Il estimait avoir des besoins ne pouvant attendre une lune de miel prévu dans plusieurs mois avec une vierge sans expérience. Les filles des peuples du nord, elles, savaient s'y prendre et il ne voulait en aucun cas perdre cette occasion de les tester.
— Je termine. Je lèche cette enveloppe et j'arrive.
— Je connais autre chose qui voudrait être léché... dit la domestique d'une voix langoureuse.
*TOC TOC TOC*
« Ah, pile au bon moment ! » s'exclama Jeremiah avant de fermer sa lettre et d'aller ouvrir à la porte de sa chambre. Devant lui, un coursier se tenant droit comme un i et prenant note des ordres du prince avant de lorgner sur la belle blonde nue et étendue sur les draps.
Jeremiah claqua des doigts pour le faire revenir à lui avant de lui tendre la missive, à transmettre d'urgence à son cousin Cassian. Il lui tendit également une lettre mais cette fois-ci à faire parvenir par voie aérienne à son père, le roi.
— Envoyez l'aigle le plus rapide que vous ayez pour Odyssey, c'est urgent.
— Très bien votre Altesse.
— Tenez mon brave, dit-il en lui glissant des pièces d'argent dans les mains pour acheter son silence.
Le coursier ne se fit pas prier pour partir, laissant Jeremiah vaquer à ses nouvelles occupations bien plus satisfaisantes que l'écriture : faire à nouveau gémir la blonde lui retirant sa chemise et son pantalon.
— Tu ne diras pas un mot à ta princesse ?
— Aucune inquiétude, votre altesse. Je suis votre servante jusqu'à ce que vous en ayez marre de moi.
— J'aime cette dévotion... Allez, viens-là toi !
Le prince attrapa ses hanches pour la coller à son torse avant de lui baiser le cou tout en malaxant sa poitrine. La jeune femme ne put retenir ses soupirs d'aise avant de faire glisser ses mains sur son torse et de se mettre à genoux devant lui.
Confirmant son désir de le servir en laissant faire ses lèvres et sa langue autour de sa virilité tendue. Jeremiah se contentant de fermer les yeux et de poser ses mains sur la tête de la domestique en fermant les yeux.
Savourant chaque coup de langue et chaque va-et-vient jusqu'à ce que le désir monte tellement en lui qu'il dut la repousser pour la tourner dos à lui, qu'elle se penche et appuie ses avant-bras sur le rebord du lit.
Caressant ses seins et embrassant son dos avant de la pénétrer sans plus de manières, la faisant gémir et se cambrer. Le prince ne retint pas son excitation et continua ses mouvements de bassin alors que la jeune femme griffait les draps sous ses ongles.

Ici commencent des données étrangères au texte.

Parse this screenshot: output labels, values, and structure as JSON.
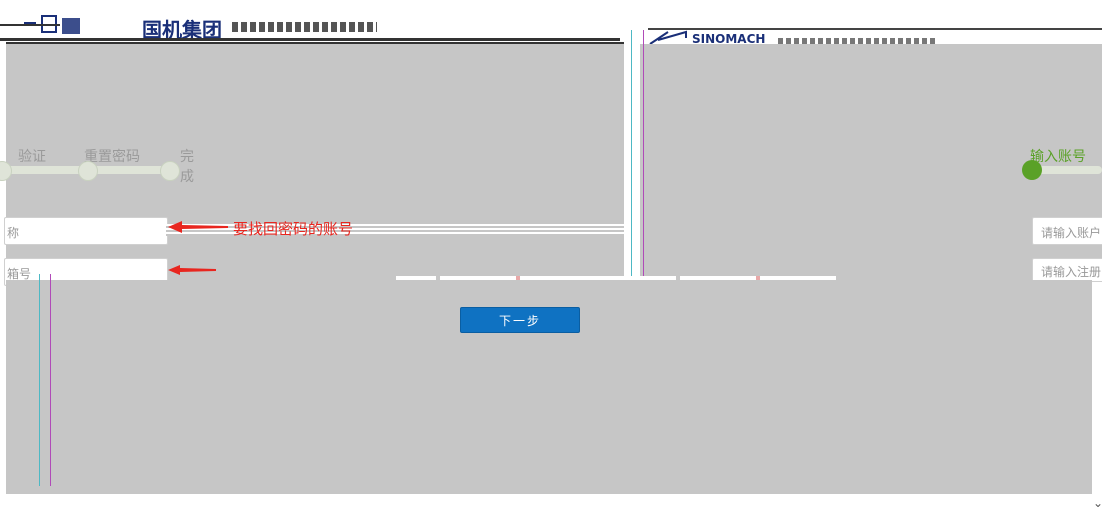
{
  "header": {
    "left_logo_text": "国机集团",
    "right_logo_text": "SINOMACH"
  },
  "steps_left": [
    "验证",
    "重置密码",
    "完成"
  ],
  "steps_right": [
    "输入账号"
  ],
  "annotations": {
    "account_note": "要找回密码的账号"
  },
  "fields": {
    "left_account_label": "称",
    "left_email_label": "箱号",
    "right_account_placeholder": "请输入账户",
    "right_email_placeholder": "请输入注册"
  },
  "buttons": {
    "next": "下一步"
  },
  "colors": {
    "page_bg": "#c6c6c6",
    "active_step": "#5aa127",
    "annotation": "#e8261f",
    "button": "#0f72c2"
  }
}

Il ne fallut qu'à Jeremiah une dizaine de minutes pour emmener sa blonde à l'extase grâce à son membre et ses doigts agiles, la suivant dans l'orgasme quelques instants plus tard.
Le prince s'écroula à côté d'elle, embrassant son épaule avant de se dégourdir les jambes et de s'appuyer sur le rebord en pierre de la fenêtre vitrée.
Observant ce qu'il craignait et qu'il avait signalé à son père et son cousin : l'agitation et les allers-retours de la garde de Voile-d'hiver vers les forges. Même à une heure si tardive, l'effort de guerre était intense tant par la fabrication de nouvelles armes que de la solidification des défenses du château. Un effort demandé par la princesse régente et mettant à mal les réserves stratégiques de la capitale, dont en okril. Ce minerai rare dont les principaux filons appartenaient aux rebelles et qui avait des propriétés exceptionnelles et très recherché par les forgerons.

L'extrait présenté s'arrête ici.